İlk yarı Gaziantepsporlu oyuncular Trabzonsporlu oyunculara futbol dersi verdi desek abartmış olmayız. Kırmızı-siyahlı takımın attığı iki golden birine şapka çıkarılır, bir topları da direkte patladı.
Dragus’un ayağından çıkan o füze gol olsaydı; sen gel de ayıkla pirincin taşını! Lig 3’üncülüğünün sıkıntıya girmesinin yana sıra, morali o denli bozulacaktı Trabzonsporluların…
Öyle ya birader Beşiktaş kaybederken sen de kaybetmek zorunda mısın? Üstelik Başakşehir dış kulvardan sessiz sedasız gelirken…

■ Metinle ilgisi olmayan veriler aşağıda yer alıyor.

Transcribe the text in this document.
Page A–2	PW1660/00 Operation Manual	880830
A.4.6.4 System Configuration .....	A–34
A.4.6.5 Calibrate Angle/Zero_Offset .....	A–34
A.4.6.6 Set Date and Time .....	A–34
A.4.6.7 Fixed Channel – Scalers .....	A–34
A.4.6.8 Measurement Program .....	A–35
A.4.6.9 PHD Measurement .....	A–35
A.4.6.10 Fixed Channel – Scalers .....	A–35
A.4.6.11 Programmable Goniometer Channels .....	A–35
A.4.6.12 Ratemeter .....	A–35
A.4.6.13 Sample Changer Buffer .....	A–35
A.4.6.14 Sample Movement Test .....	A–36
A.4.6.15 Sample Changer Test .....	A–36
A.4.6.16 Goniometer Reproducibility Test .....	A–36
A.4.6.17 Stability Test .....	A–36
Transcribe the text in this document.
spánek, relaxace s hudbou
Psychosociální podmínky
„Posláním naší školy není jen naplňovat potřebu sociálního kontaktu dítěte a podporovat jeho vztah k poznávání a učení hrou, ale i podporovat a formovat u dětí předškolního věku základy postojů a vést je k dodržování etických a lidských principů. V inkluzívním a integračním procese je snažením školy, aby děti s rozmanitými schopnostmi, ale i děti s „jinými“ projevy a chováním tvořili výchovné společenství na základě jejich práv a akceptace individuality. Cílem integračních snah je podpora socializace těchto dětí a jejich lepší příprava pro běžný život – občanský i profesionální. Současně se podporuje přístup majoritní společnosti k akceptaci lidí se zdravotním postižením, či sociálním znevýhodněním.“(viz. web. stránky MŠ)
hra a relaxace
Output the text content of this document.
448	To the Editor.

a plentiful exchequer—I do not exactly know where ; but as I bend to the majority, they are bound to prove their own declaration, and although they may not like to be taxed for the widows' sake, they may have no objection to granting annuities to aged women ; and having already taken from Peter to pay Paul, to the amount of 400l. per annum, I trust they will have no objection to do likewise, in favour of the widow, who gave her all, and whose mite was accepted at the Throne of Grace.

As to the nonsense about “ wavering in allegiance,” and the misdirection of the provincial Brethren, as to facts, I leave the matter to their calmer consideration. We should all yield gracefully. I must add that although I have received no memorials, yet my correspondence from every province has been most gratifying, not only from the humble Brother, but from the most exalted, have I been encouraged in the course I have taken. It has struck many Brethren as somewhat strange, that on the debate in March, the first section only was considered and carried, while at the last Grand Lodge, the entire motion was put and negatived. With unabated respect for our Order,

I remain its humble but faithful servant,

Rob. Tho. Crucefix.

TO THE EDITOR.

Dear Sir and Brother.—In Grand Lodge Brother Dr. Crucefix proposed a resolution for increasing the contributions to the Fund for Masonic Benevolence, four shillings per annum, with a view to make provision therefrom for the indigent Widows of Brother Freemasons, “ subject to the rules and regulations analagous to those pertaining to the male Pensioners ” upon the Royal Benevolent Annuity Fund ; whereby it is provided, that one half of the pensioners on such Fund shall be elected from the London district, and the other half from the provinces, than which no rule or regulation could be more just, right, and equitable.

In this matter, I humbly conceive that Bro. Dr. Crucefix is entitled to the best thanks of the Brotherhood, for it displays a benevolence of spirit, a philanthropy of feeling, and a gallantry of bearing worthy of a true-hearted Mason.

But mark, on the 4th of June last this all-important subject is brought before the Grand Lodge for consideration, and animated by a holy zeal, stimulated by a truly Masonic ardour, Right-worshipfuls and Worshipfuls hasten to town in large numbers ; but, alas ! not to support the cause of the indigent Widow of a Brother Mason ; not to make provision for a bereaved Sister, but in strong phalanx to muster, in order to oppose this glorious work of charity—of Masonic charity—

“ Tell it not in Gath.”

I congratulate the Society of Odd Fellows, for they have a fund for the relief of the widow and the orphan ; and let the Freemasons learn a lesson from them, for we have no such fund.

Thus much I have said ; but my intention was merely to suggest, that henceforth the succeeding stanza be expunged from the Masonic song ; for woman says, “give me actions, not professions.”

Biraz daha açık konuşmak, samimi olmak gerekirse, tanımayanlar, bilmeyenler ilk devreyi izlemiş olsaydı, küme düşme adayı takımın Gaziantepspor değil de Trabzonspor olduğunu düşünmeden, söylemeden edemezdi. Anlayacağınız sahadaki oyuncuların giydiği forma bordo-mavi olmasaydı, Trabzonspor demek için kırk yemin etmek gerekirdi. O derece kötü bir Trabzonspor vardı sahada.
Soyunma odasında Abdullah hocanın ilk yarı gamsız, vurdumduymaz futbolu sergileyen bazı oyuncularına ne dediğini bilemeyiz lakin ikinci yarı sahaya sürülen Trezeguet ile Umut Güneş’in katkılarını göz ardı edemeyiz; çehresi değişti bordo-mavili takımın…
Umut Güneş, orta sahaya hareketlilik getirdi, derleyip toparladı.
Trezeguet bir kanadı, Vişça diğer kanadı otoban gibi kullanmaya başlayınca bambaşka Trabzonspor izlemeye başladık. O ilk yarıdaki takım gitmiş, başka bir takım gelmişti; koşan, mücadele eden, dikine paslar yapan, sahanın her tarafını kullanan ve de goller atan…
İki arada bir derede genç Arif’in de hakkını teslim edelim, iyi oynadı
Onuachu için bir parantez açmak gerekirse; kanatlar çalıştığında uçuyor, uçuruyor Trabzonspor’un santraforu… Onsuz geçen haftalara nasıl yanmasın Trabzonsporlular. Dün akşam da havadan ve karadan çalıştı Nijeryalı… Attıklarının yanında araya bir gol pası da sıkıştırdı hani.
Tabi ki bordo-mavililerin asist abidesi Edin Vişça, Trabzonspor’un olmazsa olmazı. Her maçta benzer tarife… Transfer edildiğinde ne gerek vardı diyenlerin kulakları bir kez daha çınlasın!
İlk yarıdaki oyunları için bordo-mavili oyuncuları ne kadar eleştirmişsek, ikinci yarıdaki oyunlarının hakkını teslim edelim; 2-0 geriye düşmelerine rağmen oyundan kopmadılar, öyle bir geri dönüş yaptılar ki biz fırtına olup estiler diyelim, siz önce gürlediler sonra gol olup yağdılar diyebilirsiniz!